3 min read  | Culture & Society, Interviews

Activist: Euphrates Dam in jeopardy


October 8, 2013

October 8, 2013

The Euphrates Dam, also known as the al-Assad Dam, and the neighboring village of a-Tabaqa in A-Raqqa province have been under the control of the Free Syrian Army since February of this year. The dam, 60 meters high and 4.5 kilometers long, which Hafez al-Assad held up as a great achievement, also provides electricity to A-Raqqa and Deir e-Zor.

Last month, the dam and the area surrounding it came under heavy regime shelling, one of which reportedly struck the dam’s structure. Fears spread that destruction of the dam, and the subsequent release of Lake al-Assad, Syria’s largest reservoir, would flood the city of A-Raqqa and its 3 million residents.

The northeastern province of A-Raqqa is currently the only completely rebel-controlled province in Syria. The insurgent extremist group Islamic State in Iraq and Sham has seized control of the provincial capital of A-Raqqa city from the Free Syrian Army, though regime airstrikes and barrel bombs continue to fall on the city.

Nuha Shabaan spoke with Hussam Isa, a 25 year-old with a law degree working for an opposition media office in Tabaqa about his fear that the dam will eventually be destroyed.

Q: What is the danger in the Euphrates basin now? Who is threatening it from what you can tell?

A: The biggest fear is that the dam will be bombed by the regime.  The danger is their rockets and missiles, either from planes or heavy weaponry.

Construction began on the dam on the Euphrates River in 1968 and took five years of serious effort. The dam’s height, facilities for energy conversion, hydroelectric station for generating electricity and the movement to correct the water flow were completed in 1973.Tabaqah_assad.jpq_2.jpg

Lake al-Assad and the Euphrates Dam in the northeastern province of a-Raqqa.

Q: When were these missiles and rockets fired?

A: The regime went mad, targeting the area around the dam with heavy artillery. They returned a second day, targeting the dam itself with barrel bombs. By chance, those bombs fell in the water and the damage to the dam was minor.
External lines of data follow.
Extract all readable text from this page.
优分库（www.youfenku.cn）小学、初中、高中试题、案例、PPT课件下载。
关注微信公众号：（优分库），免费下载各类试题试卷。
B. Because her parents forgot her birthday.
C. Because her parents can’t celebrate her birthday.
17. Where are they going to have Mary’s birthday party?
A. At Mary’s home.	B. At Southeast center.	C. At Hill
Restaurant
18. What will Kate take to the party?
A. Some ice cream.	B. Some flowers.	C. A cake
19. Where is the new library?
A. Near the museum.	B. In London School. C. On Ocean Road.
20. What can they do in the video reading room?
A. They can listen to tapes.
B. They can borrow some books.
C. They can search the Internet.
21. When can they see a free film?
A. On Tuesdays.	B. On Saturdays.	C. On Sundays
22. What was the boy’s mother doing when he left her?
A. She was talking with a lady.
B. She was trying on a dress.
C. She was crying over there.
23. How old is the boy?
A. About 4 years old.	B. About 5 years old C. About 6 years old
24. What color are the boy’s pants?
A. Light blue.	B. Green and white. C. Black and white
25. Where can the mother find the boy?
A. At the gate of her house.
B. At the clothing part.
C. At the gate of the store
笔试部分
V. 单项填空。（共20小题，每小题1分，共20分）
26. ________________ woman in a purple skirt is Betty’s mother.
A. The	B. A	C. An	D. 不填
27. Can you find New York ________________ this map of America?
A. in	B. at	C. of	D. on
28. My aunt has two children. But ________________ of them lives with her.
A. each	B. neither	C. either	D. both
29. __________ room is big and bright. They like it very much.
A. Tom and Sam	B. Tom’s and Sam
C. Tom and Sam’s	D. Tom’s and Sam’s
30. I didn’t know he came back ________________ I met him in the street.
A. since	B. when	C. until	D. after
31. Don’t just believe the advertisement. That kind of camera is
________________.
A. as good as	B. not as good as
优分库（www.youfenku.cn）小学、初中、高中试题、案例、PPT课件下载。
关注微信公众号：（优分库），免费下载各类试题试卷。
Then they targeted the area with cluster bombs.

Q: What is the historical value of Euphrates Dam, and what does it mean for Syria and Syrians?

A: It is a source of wealth for Syrians generally because it provides electricity for the northern and eastern areas of Syria, as well as some central areas, and also protects farms from flooding.

Q: How many people live around the dam? How many people benefit from it?

A: The population now cannot be estimated because they are fleeing. The people benefiting from the dam are people in the cities of A-Raqqa, Deir e-Zor, Abu Kamal and the northern areas. In terms of damage, in case of the dam’s collapse, whole towns would drown, parts of Iraq would be underwater, oil resources would be destroyed, animals and valued ancient ruins would also be influenced. Epidemics and disease would also spread.

Q: Do you think the regime will try to shell the dam again?

A: The regime has shelled everything in Syria and has committed all of these massacres, the latest using chemical weapons. Nothing will stop it. It will not think twice about shelling any establishment in order to stay in power. [It will shell] even the Euphrates Dam, even if some claim it was an achievement of Bashar al-Assad’s father, Hafez al-Assad.